5 is a transmission electron micrograph showing the particle structure of silica in the rubber composition of Comparative Example 1. FIG.

6 is a transmission electron micrograph showing the particle structure of silica in the rubber composition of Comparative Example 8. FIG.

7 is a transmission electron micrograph showing the particle structure of silica in the rubber composition of Example 13. FIG.

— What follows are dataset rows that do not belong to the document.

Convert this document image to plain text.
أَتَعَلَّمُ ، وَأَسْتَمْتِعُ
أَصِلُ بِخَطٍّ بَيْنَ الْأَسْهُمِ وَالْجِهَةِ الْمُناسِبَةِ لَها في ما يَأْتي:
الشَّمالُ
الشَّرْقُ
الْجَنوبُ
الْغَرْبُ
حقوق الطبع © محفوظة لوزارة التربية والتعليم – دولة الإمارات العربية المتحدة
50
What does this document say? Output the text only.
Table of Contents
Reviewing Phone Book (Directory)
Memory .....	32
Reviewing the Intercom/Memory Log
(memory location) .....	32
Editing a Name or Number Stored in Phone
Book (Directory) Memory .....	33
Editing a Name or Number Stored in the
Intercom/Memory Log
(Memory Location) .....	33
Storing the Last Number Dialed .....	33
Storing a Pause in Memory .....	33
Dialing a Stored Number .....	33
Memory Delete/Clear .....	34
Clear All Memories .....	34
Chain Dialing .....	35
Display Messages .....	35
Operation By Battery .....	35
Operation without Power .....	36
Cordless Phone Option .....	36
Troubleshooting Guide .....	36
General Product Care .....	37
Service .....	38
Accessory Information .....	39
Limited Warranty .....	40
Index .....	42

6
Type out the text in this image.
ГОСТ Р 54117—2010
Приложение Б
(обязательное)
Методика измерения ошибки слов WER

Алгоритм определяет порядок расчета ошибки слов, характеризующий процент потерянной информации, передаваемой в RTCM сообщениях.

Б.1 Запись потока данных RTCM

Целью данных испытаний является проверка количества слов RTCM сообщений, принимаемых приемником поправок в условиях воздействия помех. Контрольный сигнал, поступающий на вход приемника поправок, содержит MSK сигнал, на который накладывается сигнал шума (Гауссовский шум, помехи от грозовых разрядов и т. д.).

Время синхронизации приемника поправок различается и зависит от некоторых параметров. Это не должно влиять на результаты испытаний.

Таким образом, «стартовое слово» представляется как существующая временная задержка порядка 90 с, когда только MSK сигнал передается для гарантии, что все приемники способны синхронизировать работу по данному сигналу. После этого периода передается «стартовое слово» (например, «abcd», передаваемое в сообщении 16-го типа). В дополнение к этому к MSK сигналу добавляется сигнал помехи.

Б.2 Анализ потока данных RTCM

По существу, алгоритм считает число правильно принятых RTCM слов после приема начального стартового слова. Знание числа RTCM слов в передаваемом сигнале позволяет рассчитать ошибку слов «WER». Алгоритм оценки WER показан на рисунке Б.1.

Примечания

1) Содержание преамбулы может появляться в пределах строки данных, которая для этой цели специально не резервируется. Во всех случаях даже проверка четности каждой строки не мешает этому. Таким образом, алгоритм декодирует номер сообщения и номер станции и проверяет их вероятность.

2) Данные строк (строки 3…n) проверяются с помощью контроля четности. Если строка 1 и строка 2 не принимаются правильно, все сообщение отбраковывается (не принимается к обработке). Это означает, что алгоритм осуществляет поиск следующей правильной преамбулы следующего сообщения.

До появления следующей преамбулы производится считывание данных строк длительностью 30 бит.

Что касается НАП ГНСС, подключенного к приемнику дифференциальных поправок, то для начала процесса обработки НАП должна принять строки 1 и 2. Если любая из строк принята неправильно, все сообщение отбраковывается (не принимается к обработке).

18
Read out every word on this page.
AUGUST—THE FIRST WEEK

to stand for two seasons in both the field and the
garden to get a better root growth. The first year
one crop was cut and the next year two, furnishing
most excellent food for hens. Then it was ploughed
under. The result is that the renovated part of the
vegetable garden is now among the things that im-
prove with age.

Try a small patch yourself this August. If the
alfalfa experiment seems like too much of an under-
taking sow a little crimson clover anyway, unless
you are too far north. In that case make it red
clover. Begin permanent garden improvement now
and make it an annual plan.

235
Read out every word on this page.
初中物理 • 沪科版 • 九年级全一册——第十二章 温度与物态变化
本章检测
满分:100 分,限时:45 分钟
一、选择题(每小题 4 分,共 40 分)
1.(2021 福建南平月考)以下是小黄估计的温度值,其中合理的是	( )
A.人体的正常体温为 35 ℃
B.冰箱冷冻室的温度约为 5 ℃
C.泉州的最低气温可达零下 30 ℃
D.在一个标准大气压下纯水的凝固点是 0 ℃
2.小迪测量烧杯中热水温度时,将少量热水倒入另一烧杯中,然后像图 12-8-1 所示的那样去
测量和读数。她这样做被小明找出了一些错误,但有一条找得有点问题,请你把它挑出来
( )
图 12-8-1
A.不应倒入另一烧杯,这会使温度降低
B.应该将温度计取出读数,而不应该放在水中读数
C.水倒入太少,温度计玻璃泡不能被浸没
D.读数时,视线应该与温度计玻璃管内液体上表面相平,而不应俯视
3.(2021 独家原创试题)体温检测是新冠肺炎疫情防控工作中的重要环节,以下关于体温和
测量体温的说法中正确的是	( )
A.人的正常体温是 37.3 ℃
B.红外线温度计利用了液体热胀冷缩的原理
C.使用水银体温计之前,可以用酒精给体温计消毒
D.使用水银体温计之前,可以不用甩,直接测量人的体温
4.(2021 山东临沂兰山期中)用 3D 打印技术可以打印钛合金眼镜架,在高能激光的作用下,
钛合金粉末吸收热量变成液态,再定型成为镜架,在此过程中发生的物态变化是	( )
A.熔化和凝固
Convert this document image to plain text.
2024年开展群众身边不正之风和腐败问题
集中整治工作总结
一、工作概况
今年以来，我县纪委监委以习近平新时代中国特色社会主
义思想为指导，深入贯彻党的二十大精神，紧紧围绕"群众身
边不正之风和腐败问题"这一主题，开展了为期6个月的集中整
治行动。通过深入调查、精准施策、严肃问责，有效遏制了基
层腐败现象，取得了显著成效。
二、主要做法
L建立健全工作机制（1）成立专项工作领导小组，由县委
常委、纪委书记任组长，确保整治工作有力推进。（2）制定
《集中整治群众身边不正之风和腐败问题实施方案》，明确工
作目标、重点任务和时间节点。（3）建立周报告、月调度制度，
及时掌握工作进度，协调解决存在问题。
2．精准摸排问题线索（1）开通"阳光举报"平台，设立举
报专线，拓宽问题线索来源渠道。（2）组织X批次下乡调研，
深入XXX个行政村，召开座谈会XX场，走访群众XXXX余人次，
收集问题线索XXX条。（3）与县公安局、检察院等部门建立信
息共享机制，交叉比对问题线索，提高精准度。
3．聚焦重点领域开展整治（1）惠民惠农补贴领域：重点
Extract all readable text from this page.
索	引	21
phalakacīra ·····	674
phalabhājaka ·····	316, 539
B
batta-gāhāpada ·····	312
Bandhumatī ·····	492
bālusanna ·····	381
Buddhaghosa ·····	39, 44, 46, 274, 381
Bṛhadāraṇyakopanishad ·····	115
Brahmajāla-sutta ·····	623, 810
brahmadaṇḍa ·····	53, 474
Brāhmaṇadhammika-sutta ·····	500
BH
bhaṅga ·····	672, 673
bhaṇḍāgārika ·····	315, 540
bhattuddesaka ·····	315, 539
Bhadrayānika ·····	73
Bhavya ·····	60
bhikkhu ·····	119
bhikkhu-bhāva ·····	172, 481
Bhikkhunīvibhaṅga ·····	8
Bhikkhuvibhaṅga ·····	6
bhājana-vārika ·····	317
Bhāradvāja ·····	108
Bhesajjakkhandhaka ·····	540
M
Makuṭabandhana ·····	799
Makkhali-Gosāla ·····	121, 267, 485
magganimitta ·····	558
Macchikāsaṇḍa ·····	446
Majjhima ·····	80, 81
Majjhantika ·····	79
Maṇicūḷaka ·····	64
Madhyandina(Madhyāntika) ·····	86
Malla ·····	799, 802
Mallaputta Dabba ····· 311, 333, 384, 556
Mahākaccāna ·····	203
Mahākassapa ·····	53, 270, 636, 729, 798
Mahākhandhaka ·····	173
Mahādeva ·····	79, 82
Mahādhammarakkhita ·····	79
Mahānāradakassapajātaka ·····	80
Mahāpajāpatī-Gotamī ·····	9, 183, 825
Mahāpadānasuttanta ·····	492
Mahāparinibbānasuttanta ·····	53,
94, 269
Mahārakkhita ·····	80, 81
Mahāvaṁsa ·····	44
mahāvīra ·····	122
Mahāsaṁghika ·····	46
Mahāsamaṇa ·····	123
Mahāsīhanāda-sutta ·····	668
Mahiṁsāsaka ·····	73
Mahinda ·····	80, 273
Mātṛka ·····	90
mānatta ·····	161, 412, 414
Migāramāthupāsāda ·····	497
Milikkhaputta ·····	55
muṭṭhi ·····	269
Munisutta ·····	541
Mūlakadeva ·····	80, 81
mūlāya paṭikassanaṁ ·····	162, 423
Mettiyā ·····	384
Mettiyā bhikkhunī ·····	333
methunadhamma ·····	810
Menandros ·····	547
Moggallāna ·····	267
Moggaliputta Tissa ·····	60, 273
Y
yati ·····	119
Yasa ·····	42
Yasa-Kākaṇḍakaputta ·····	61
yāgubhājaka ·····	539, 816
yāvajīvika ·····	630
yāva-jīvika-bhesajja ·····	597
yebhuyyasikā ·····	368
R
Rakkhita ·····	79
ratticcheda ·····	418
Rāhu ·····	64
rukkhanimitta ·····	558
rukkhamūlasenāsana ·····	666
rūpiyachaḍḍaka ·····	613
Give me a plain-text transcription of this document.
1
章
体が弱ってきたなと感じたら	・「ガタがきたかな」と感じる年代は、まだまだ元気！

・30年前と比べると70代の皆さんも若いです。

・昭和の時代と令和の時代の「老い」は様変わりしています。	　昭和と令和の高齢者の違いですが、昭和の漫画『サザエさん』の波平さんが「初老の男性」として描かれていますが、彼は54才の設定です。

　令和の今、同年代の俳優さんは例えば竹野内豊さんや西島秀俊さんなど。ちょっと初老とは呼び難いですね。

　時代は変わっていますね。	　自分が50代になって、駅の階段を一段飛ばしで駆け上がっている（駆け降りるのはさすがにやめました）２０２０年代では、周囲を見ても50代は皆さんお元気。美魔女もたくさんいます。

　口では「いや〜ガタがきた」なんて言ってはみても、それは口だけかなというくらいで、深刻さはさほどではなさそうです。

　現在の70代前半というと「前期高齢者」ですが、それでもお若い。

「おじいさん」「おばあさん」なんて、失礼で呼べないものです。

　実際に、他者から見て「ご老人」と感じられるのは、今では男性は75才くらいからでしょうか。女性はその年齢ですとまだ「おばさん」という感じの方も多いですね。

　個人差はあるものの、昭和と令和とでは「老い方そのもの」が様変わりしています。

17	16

─────────────────────────────────────────────────── ─── Continuation of the front page (51) Int.Cl. ⁷ Identifier FI C08K 5/541 C08K 5/54 (72) Inventor Katsumi Terakawa 2-14-24 Miyashita, Nishi-ku, Kobe-shi, Hyogo (72) Inventor Yoshiaki Miyamoto 1-32703 Migatadai, Nishi-ku, Kobe-shi, Hyogo (72) Inventor Nobu Sugitani 294-20 Shinosaka, Sakurai-shi, Nara (72) Inventor Seiji Banno 1-Kanoko-Taipei, Kita-ku, Kobe-shi, Hyogo 4-13 (56) Reference JP-A-7-33910 (JP, A) JP-A-5-125191 (JP, A) JP-A-5-271549 (JP, A) JP-A-6-136321 (JP, A) JP-A-8-319362 (JP, A) (58) Fields investigated (Int.Cl. ⁷ , DB name) C08L 21/00 C08J 3/24 CEQ C08K 3/04 C08K 3/36 C08K 5/541

Claims (4)

(57) [Claims] 1. The amount of (1) 0.1 to 100 parts by weight of rubber.
40 parts by weight of silane coupling agent, and (2) 1-6
In the presence of at least one of 0 parts by weight of carbon black, the compound represented by the general formula (1): [In the formula, R ¹ , R ² , R ³ and R ⁴ represent the same or different monovalent organic groups. However, at least one of R ¹ , R ² , R ³ and R ⁴ is an alkoxy group. ] From the alkoxysilane compound represented by
A rubber composition, wherein silica fine particles produced by a gel method are dispersed. 2. The rubber composition according to claim 1, wherein the silica fine particles dispersed in the rubber have an average particle diameter of 120 Å or less. 3. A peroxide-crosslinked product according to claim 1 or 2.
The rubber composition described. 4. The rubber composition according to claim 1, which is sulfur vulcanized.